Archie smiled through her sip of coffee.

Jagger quit chuckling.

“They got the only pass they’re gonna get, Archie,” he

warned. “You need to call the cops on them if they show and start trouble like

they did yesterday.”

She looked massively unhappy when she said, “I know.”

“Or, you call me, and either I’ll come, or if one of my

brothers is closer, they can come and share with those boys that they had their

time and now’s the time to get their heads out of their asses because that time

is up. They fuck with you or Mal again, there’ll be consequences.”

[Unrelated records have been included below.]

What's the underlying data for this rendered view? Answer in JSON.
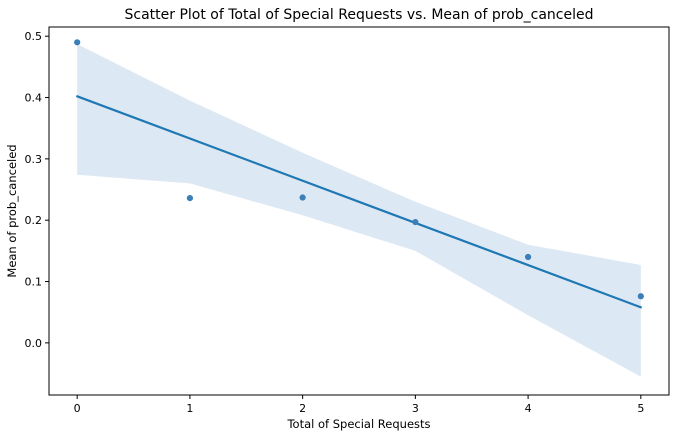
{
  "chart_data": {
    "type": "scatter",
    "title": "Scatter Plot of Total of Special Requests vs. Mean of prob_canceled",
    "xlabel": "Total of Special Requests",
    "ylabel": "Mean of prob_canceled",
    "xlim": [
      -0.25,
      5.25
    ],
    "ylim": [
      -0.085,
      0.515
    ],
    "x_ticks": [
      0,
      1,
      2,
      3,
      4,
      5
    ],
    "x_tick_labels": [
      "0",
      "1",
      "2",
      "3",
      "4",
      "5"
    ],
    "y_ticks": [
      0.0,
      0.1,
      0.2,
      0.3,
      0.4,
      0.5
    ],
    "y_tick_labels": [
      "0.0",
      "0.1",
      "0.2",
      "0.3",
      "0.4",
      "0.5"
    ],
    "grid": false,
    "legend": "none",
    "points": {
      "x": [
        0,
        1,
        2,
        3,
        4,
        5
      ],
      "y": [
        0.49,
        0.236,
        0.237,
        0.197,
        0.14,
        0.076
      ]
    },
    "regression": {
      "x": [
        0,
        5
      ],
      "y": [
        0.402,
        0.058
      ]
    },
    "confidence_band": {
      "x": [
        0,
        1,
        2,
        3,
        4,
        5
      ],
      "upper": [
        0.487,
        0.395,
        0.31,
        0.23,
        0.16,
        0.127
      ],
      "lower": [
        0.274,
        0.26,
        0.208,
        0.15,
        0.045,
        -0.055
      ]
    },
    "colors": {
      "point": "#3a7fb8",
      "line": "#1f77b4",
      "band": "#dce8f3"
    }
  }
}
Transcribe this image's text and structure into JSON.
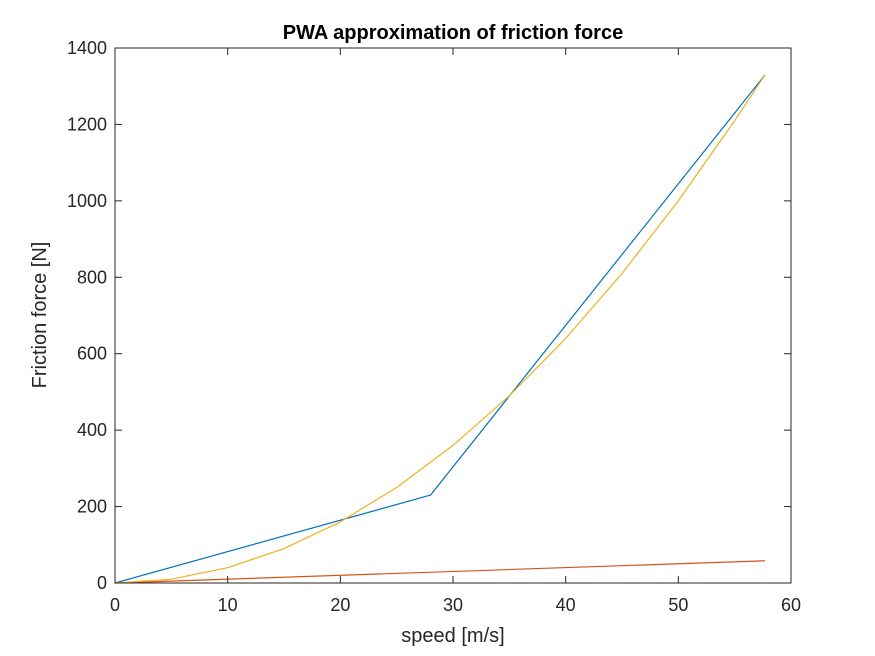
{
  "chart_data": {
    "type": "line",
    "title": "PWA approximation of friction force",
    "xlabel": "speed [m/s]",
    "ylabel": "Friction force [N]",
    "xlim": [
      0,
      60
    ],
    "ylim": [
      0,
      1400
    ],
    "xticks": [
      "0",
      "10",
      "20",
      "30",
      "40",
      "50",
      "60"
    ],
    "yticks": [
      "0",
      "200",
      "400",
      "600",
      "800",
      "1000",
      "1200",
      "1400"
    ],
    "grid": false,
    "legend": "none",
    "series": [
      {
        "color": "#0072BD",
        "points": [
          [
            0,
            0
          ],
          [
            28,
            230
          ],
          [
            57.7,
            1330
          ]
        ]
      },
      {
        "color": "#D95319",
        "points": [
          [
            0,
            0
          ],
          [
            57.7,
            58
          ]
        ]
      },
      {
        "color": "#EDB120",
        "points": [
          [
            0,
            0
          ],
          [
            5,
            10
          ],
          [
            10,
            40
          ],
          [
            15,
            90
          ],
          [
            20,
            160
          ],
          [
            25,
            250
          ],
          [
            30,
            360
          ],
          [
            35,
            490
          ],
          [
            40,
            640
          ],
          [
            45,
            810
          ],
          [
            50,
            1000
          ],
          [
            55,
            1210
          ],
          [
            57.7,
            1330
          ]
        ]
      }
    ]
  }
}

“How about I share that info with them, and only if things

get out of hand or I get the vibe they’re not receiving the message, I call

badass biker backup?”

He would prefer to be on the way to her the second shit

kicked up.

But he said, “That works.”

“How hard was that?” she asked.

“Sorry?” he asked in return.

“To let the old lady claim her own shit.”

He studied her through swallowing some coffee, wondering if

he was that easily readable or if she was just that tuned to him.

Then he answered, “Hard.”

She pushed up to a hand, leaned in and touched her mouth to

his.

She didn’t pull back very far when she asked, “What’s for

dinner, boyfriend?”

“Smashburgers.”

Her brows went up.

It was then he realized Dutch and Georgie’s baked ravioli

that night was veggie. Inadvertently veggie, they were both meat eaters, but it

was veggie.

“You eat meat?” he asked.

“Yep,” she answered.

“So, smashburgers. And don’t get excited. I cook, but I cook

simple. My mom’s a biker babe, but she’s a mom. A mom with three sons. She took

and continues to take care of her boys. We did not have at-home home economics

time at Casa de Keely.”

“Keely is your mom’s name?”

“Yup.”

“Pretty,” she murmured.

“Hound cooks too, mostly breakfast.”

“Hound?”

“My dad.”

Something moved over her face.

She didn’t comment on it.

Jag didn’t push it.

He didn’t want to ask his next, but he had to ask his next.

“What time is it?”

“It was closing in on seven-thirty when I brought you your

coffee.”

“Shit, I gotta get going,

sweetheart.”

She didn’t look like she liked that, but she nodded.

He didn’t like it either.

What he did do was take their coffee mugs and set them

aside, then pull her in his arms, roll over her and make out with her hot and

heavy.

Because they had to get on with their days.

But there was always time to make out.